И сразу проснулась. Но глаза открывать не торопилась: молилась, чтобы всё случившееся накануне оказалось ночным кошмаром, как и этот лабиринт. Молилась я впервые, и оттого неумело, просто повторяла: «Господи, сделай так, чтобы я оказалась дома». Молилась, а сама знала: открою глаза и увижу низкий потолок, голые обшарпанные стены, тусклое оконце размером с томик энциклопедии… Так и случилось.
Я было зарыдала, но тут меня начало тошнить и вырвало в ночную посудину. Отравилась, не иначе. Что за гадость я вчера ела? И пила. Да здесь, поди, и воду не кипятят, зачерпнут из ручья – и всё!
Очень хотелось зареветь, однако я поднялась и, как смогла, привела себя в порядок.
Только теперь я обрела способность рассуждать. Думать свою горестную думу. Положение было отчаянным, и это мягко сказано. Здесь, в чужом суровом и беспощадном мире, мне ни за что не выжить. Единственная надежда на спасение – найти способ вернуться. Ведь каким-то путём я попала сюда, так? Значит, можно пройти им в обратную сторону? Только как отыскать этот путь, вот вопрос.
Кот мой сидел у двери, мяукал – просился в туалет. Молодец, приучен к порядку. Выпустила его и опять затворила дверь.
За оконцем, затянутым желтовато-белой промасленной ветошью, явственно светлело. Начинался новый день, и значит, хочешь, не хочешь, надо позаботиться о хлебе, так сказать, насущном. Как минимум.
О том, чтобы выйти на улицу, я и думать боялась – поджилки тряслись при мысли о том, какие опасности могут там меня подстерегать. Конечно, торчать в таверне всё время – тоже не выход. Рано или поздно, мне придётся покинуть это ненадёжное убежище. Но… лучше позже, когда пообвыкнусь, осмыслю всё, намечу план действий… А пока нужно узнать у хозяйки, как тут насчёт завтрака.

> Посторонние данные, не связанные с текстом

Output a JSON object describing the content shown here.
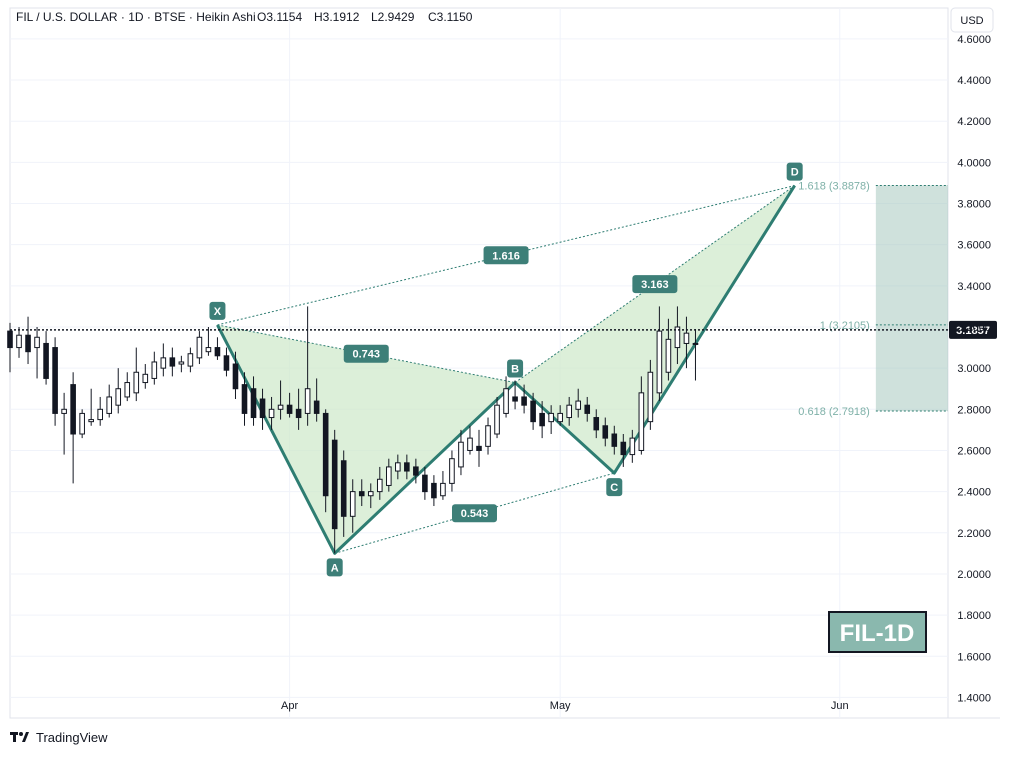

Я осторожно открыла дверь, выглянула в узкий коридорчик – никого. Прошла к лестнице, ведущей на первый этаж, позвала:
– Фрау Эльза!
В ответ снизу донёсся… отборный русский мат.
Не иначе – мои вчерашние собутыльники заявились. С утра пораньше… Хотя нет, не с руки им после случившегося накануне соваться сюда.
Я спустилась по лестнице и увидела старуху-оборванку, в дупель пьяную, растянувшуюся на полу и силящуюся подняться. Она-то и оказалась соотечественницей, выражающей свои чувства посредством русской ненормативной лексики.
За столом сидели, орудуя ложками, несколько мужчин, одетых без щегольства, но опрятно. Сынишка хозяйки находился тут же – подбрасывал дрова в очаг.
Фрау Эльзы не было видно. На нищенку никто не обращал ни малейшего внимания. Я тоже собиралась её проигнорировать: на что мне эта пьянь, пусть и соотечественница! Но что-то ёкнуло внутри. Какая, в общем-то, разница, русская она или немка, скажем – передо мной старый немощный человек.
Я подошла к женщине и протянула руку:
– Давай, помогу! – Не удержалась, добавила: – Кулёма!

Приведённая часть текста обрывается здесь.